I would think this is late 1960's era as it appears that the refuse tip was still on Denton island. I remember this closed towards the late 1960's period when Ferguson TV Video Plant, was built on the now Newhaven Campus occupied location. We observed it from Robinson Road , boatyard position.
I can hopefully give some help to the above comments. It's the Ferguson factory connection that may give the clues. The first phase of the Ferguson factory was completed in August 1963 and would be just to the right of the picture. As you came over the Island bridge the 'Bridgeworks' engineering company was on your left and then the 'Ferguson Radio Corporation' was just past it. My reason for being so sure of this is because I started work there when it opened. The second phase was 2 years later when the factory was enlarged to double it's size and an additional warehouse, which was later converted to the Engineering Offices, was built just to the right of the wooden building on the right, and I think the apex roof on the extreme right of the picture could be the roof of that building. I worked in those offices from 1968 to 1982. This was 'across the road' from the main factory and I think a company who made water slides, (Stuart's maybe ?) took these over when the Ferguson factory (now called J2T) finally closed in 1988. The factory was then subject to a management buy-out in May 1988 and renamed DI Electronics, but only survived for approx. another year whereby everything was sold at auction and all staff made redundant. A sad end to a very large town employer, which at one time employed over 500 people. The tip in the photo became the car park in 1966 so this photo is likely before then. The wooden building on the right is something I am struggling to remember but I must have seen it, does anybody know what it was used for ?

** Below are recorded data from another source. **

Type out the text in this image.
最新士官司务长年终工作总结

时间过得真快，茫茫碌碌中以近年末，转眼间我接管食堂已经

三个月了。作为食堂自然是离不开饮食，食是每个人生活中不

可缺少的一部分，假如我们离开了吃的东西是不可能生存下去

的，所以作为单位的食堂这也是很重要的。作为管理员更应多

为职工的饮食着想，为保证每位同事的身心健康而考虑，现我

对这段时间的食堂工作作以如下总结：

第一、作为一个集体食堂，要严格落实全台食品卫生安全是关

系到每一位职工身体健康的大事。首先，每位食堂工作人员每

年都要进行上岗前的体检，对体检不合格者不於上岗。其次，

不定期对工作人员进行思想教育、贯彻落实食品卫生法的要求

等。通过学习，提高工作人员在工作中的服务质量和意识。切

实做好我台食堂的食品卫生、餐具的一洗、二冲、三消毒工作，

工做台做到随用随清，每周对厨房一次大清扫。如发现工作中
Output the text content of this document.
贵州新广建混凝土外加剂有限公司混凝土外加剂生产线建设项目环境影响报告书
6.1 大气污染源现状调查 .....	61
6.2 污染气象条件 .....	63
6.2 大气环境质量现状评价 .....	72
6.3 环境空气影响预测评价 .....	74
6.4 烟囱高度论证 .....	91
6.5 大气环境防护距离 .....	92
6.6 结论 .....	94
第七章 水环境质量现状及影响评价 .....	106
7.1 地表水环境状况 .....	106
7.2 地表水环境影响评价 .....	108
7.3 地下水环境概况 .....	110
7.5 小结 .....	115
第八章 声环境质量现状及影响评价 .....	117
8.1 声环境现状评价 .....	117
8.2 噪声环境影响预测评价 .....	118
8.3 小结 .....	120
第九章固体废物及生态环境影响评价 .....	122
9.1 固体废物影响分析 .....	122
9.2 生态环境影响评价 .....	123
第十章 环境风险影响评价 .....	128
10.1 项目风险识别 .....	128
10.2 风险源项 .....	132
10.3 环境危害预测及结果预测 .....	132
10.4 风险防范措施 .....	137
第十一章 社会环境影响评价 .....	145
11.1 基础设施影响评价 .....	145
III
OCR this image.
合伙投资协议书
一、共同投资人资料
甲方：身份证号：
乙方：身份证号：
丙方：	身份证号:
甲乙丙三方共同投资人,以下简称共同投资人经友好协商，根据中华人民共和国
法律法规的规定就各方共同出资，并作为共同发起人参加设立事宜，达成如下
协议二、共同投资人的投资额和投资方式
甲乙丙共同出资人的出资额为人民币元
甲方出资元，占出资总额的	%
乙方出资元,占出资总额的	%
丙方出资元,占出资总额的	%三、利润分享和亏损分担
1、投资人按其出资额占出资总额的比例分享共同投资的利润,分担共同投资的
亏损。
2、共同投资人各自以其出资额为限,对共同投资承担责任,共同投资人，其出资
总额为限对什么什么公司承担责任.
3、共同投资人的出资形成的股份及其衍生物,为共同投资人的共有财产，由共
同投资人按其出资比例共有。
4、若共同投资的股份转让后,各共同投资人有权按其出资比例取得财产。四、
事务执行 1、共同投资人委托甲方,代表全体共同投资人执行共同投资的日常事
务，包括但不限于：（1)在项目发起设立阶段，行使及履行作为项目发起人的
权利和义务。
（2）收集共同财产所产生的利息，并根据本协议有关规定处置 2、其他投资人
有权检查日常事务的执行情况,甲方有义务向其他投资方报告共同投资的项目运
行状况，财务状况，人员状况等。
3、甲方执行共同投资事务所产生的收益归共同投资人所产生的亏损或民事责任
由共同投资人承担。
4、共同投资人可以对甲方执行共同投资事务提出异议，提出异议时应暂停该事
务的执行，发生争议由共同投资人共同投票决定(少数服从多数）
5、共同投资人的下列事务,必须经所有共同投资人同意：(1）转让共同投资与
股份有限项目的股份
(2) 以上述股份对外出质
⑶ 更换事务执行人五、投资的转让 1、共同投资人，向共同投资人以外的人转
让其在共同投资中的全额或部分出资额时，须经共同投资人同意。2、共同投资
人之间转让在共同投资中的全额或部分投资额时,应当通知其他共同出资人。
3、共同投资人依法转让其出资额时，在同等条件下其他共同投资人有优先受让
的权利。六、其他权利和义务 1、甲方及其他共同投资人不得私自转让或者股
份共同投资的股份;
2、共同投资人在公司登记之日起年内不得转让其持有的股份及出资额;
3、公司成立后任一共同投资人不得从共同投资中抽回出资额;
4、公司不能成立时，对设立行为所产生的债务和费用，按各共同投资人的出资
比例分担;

Was the building the Moore brothers boat building workshop ( the same boys were also members of the Newhaven Lifeboat ( Edgar Moore being coxwain ) John Editor
I think you're right John, I seem to remember seeing Mr. Moore go past my office window. He was one of those gentlemen who everybody recognised because he was so well know in the town for the good work he and his colleagues did. Mike Beach was another member of the crew who everybody recognised. I notice from other areas of the website that he also became coxwain. Local heroes indeed !
Hi, I seem to remember that the Newhaven Deep Sea Anglers had a wooden hut similar to this, complete with their own slipway to the main river on Denton Island. I started as a junior member in the late 1950's and can recall the boat owners using it.
The wooden shed was also a rifle club at one time.
I will concour with Celia's comment. That building on the right looks like the rifle range which I have used in the early sixties.